English | 中文
MemoryBridge sits between your Agent and your LLM provider as a transparent proxy:
Agent ──(OpenAI API + Token)──→ MemoryBridge ──(HTTP)──→ LLM Provider
│ ↑
│ ├── Retrieve memories (read)
│ └── Store memories (write)
│
┌───┴────┐
│ Qdrant │
└───┬────┘
│
Mem0 (memory engine)
It does not talk to users directly. It intercepts requests your agent sends to
the LLM, injects memory-related context before forwarding, and stores new memories
after the LLM responds. Your agent sees a standard /v1/chat/completions endpoint —
nothing more, nothing less.
Host Manager (Python)
├── Spawns Qdrant binary subprocess (localhost:6333)
└── Spawns MemoryBridge FastAPI subprocess (localhost:8000)
- One service, one process. Local TCP-only communication.
- Graceful ordered shutdown on SIGINT/SIGTERM.
- Infrastructure parameters (ports, paths) come from
.env. No API keys in.env. - Qdrant is launched with concurrency tuning to prevent deadlocks:
QDRANT__STORAGE__OPTIMIZERS__MAX_OPTIMIZATION_THREADS=1— single-threaded segment optimization eliminates lock contention with concurrent searchesQDRANT__STORAGE__PERFORMANCE__MAX_SEARCH_THREADS=4— caps search thread pool size
Every error surface uses strict, non-recoverable semantics:
| Scenario | Behavior |
|---|---|
| Token missing | 401 — no default |
| Token config field null/empty/zero | TokenConfigError — token invalidated, returns 401 |
JSON parse failure (memory_llm_body / embed_body) |
TokenConfigError — token invalidated |
| Template file missing | TemplateNotFoundError — process exits at startup |
| Memory retrieval fails | 502 — distinct from upstream-passed 500 |
| Message validation fails | 422 |
| LLM provider unreachable | 502 — no retry, no fallback |
There is no degradation, no guessing, no fallback path.
- A new
ChatRequestHandlerinstance is created for every HTTP request. - Handler state is fully immutable after construction.
MemoryManageris passed as a parameter, never stored as a mutable attribute.TokenConfigis a frozen dataclass.
- Only the
messagesfield is intercepted for memory and session injection. memory_llm_body/embed_bodyare transparent JSON — the system never parses their internals.embed_provideris set per token at registration; supports any embedding vendor.- LLM responses are passed through untouched (status code + headers + body).
- All non-
messagesfields in the request body are forwarded as-is.

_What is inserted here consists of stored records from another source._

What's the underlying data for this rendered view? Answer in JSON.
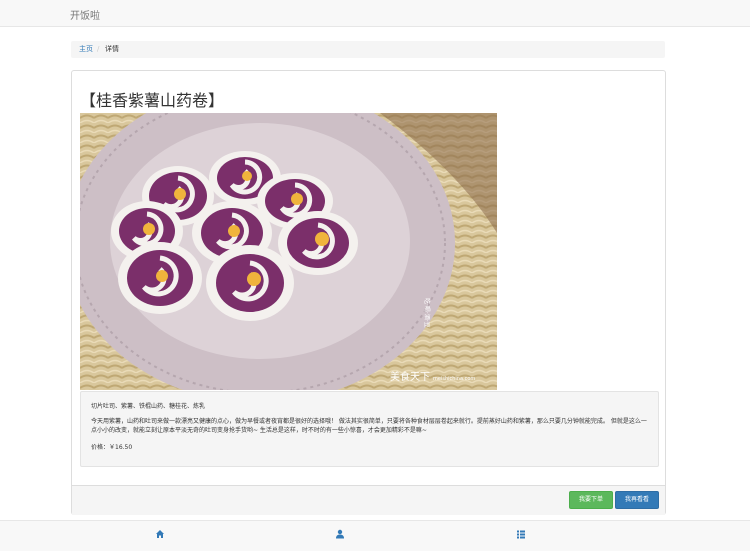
{
  "app": {
    "brand": "开饭啦"
  },
  "breadcrumb": {
    "home": "主页",
    "separator": "/",
    "current": "详情"
  },
  "dish": {
    "title": "【桂香紫薯山药卷】",
    "image_icon": "dish-photo",
    "watermark": "美食天下",
    "watermark_url": "meishichina.com",
    "side_text": "吃·喝·酒·豆",
    "ingredients": "切片吐司、紫薯、铁棍山药、糖桂花、炼乳",
    "description": "今天用紫薯，山药和吐司来做一款漂亮又健康的点心，做为早餐或者夜宵都是很好的选择哦！ 做法其实很简单，只要将各种食材层层卷起来就行。提前蒸好山药和紫薯，那么只要几分钟就能完成。 但就是这么一点小小的改变，就能立刻让原本平淡无奇的吐司变身抢手货哟~ 生活总是这样，时不时的有一些小惊喜，才会更加精彩不是嘛~",
    "price": "价格：￥16.50"
  },
  "actions": {
    "order": "我要下单",
    "more": "我再看看"
  },
  "bottom_nav": [
    {
      "icon": "home-icon"
    },
    {
      "icon": "user-icon"
    },
    {
      "icon": "list-icon"
    }
  ],
  "colors": {
    "link": "#337ab7",
    "success": "#5cb85c",
    "primary": "#337ab7"
  }
}
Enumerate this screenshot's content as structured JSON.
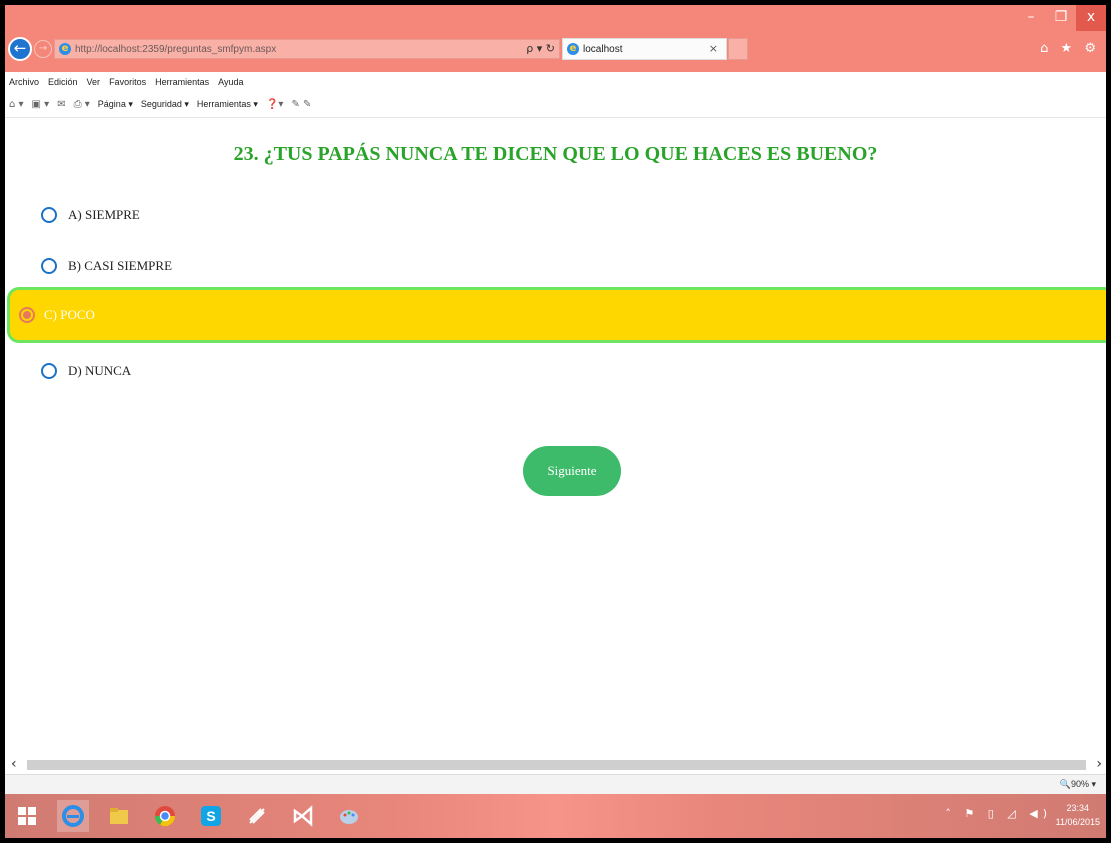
{
  "browser": {
    "window_controls": {
      "minimize": "–",
      "restore": "❐",
      "close": "x"
    },
    "back_icon": "←",
    "forward_icon": "→",
    "url": "http://localhost:2359/preguntas_smfpym.aspx",
    "address_tools": "ρ ▾ ↻",
    "tab_title": "localhost",
    "tab_close": "×",
    "right_icons": "⌂ ★ ⚙",
    "menu": [
      "Archivo",
      "Edición",
      "Ver",
      "Favoritos",
      "Herramientas",
      "Ayuda"
    ],
    "command_bar": {
      "home_icon": "⌂ ▾",
      "feeds_icon": "▣ ▾",
      "mail_icon": "✉",
      "print_icon": "⎙ ▾",
      "page": "Página ▾",
      "security": "Seguridad ▾",
      "tools": "Herramientas ▾",
      "help_icon": "❓▾",
      "extra_icons": "✎ ✎"
    },
    "status_zoom": "🔍90%  ▾"
  },
  "page": {
    "question": "23. ¿TUS PAPÁS NUNCA TE DICEN QUE LO QUE HACES ES BUENO?",
    "options": [
      {
        "label": "A) SIEMPRE",
        "selected": false
      },
      {
        "label": "B) CASI SIEMPRE",
        "selected": false
      },
      {
        "label": "C) POCO",
        "selected": true
      },
      {
        "label": "D) NUNCA",
        "selected": false
      }
    ],
    "next_button": "Siguiente",
    "accent_color": "#ffd700",
    "question_color": "#2aa32a",
    "button_color": "#3dbb6a"
  },
  "scrollbar": {
    "left": "‹",
    "right": "›"
  },
  "taskbar": {
    "apps": [
      "windows-start-icon",
      "internet-explorer-icon",
      "file-explorer-icon",
      "chrome-icon",
      "skype-icon",
      "tool-icon",
      "visual-studio-icon",
      "paint-icon"
    ],
    "tray_icons": "˄ ⚑ ▯ ◿ ◀)",
    "time": "23:34",
    "date": "11/06/2015"
  }
}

- mypy strict mode enforced.
- All public functions have explicit type annotations.
dict[str, object]is limited to Mem0 boundary files only.
Each Service Token is an independent isolation boundary:
- Token = config + memories + sessions. A token carries its full LLM/Embedding configuration, memory prompt, and behavioral parameters.
- Admin Token is used to register/manage Service Tokens (created at
--init). - Configuration is externalized: LLM keys and endpoints are stored in SQLite via the Admin API,
never in
.env.
All token config fields are validated at load time:
| Field type | Hard failure condition |
|---|---|
| String (required URLs/Keys) | null or empty string → TokenConfigError |
Integer (embed_dims, memory_limit, etc.) |
null or 0 → TokenConfigError |
JSON body (memory_llm_body, embed_body) |
not valid JSON / not an object → TokenConfigError |
A corrupted token returns None from get_config() / get_detail() (effectively invalid, returns 401).
Incoming request
│
▼
TokenAuthMiddleware
├── Generate request-id (uuid4.hex[:8]), inject into LogRecord
├── /health → pass through (no auth)
├── /v1/admin/* → require is_admin=1
└── /v1/chat/completions → load token config + read raw JSON body
└── Attach to request.state: token_config, raw_body, request_id
│
▼
router.py — parse messages from raw_body["messages"] → list[Message]
│
▼
ChatRequestHandlerFactory.create_handler(body, messages, background_tasks, token_config)
│
▼
ChatRequestHandler.execute()
│
├── normalize_messages() → validate messages (tool_call_id required when role=tool, etc.)
│
├── SessionStore.get(token_id, window_size)
│ └── Read latest N messages from SQLite messages table
│
├── MemoryManagerPool.get(token_id, token_config, settings)
│ └── Lazily instantiate Mem0 per token; first access creates, config hash change rebuilds
│ └── MemoryManager.search(query, user_id=token, limit)
│ └── Mem0 → Qdrant vector search
│
├── ContextBuilder.build(messages, memories)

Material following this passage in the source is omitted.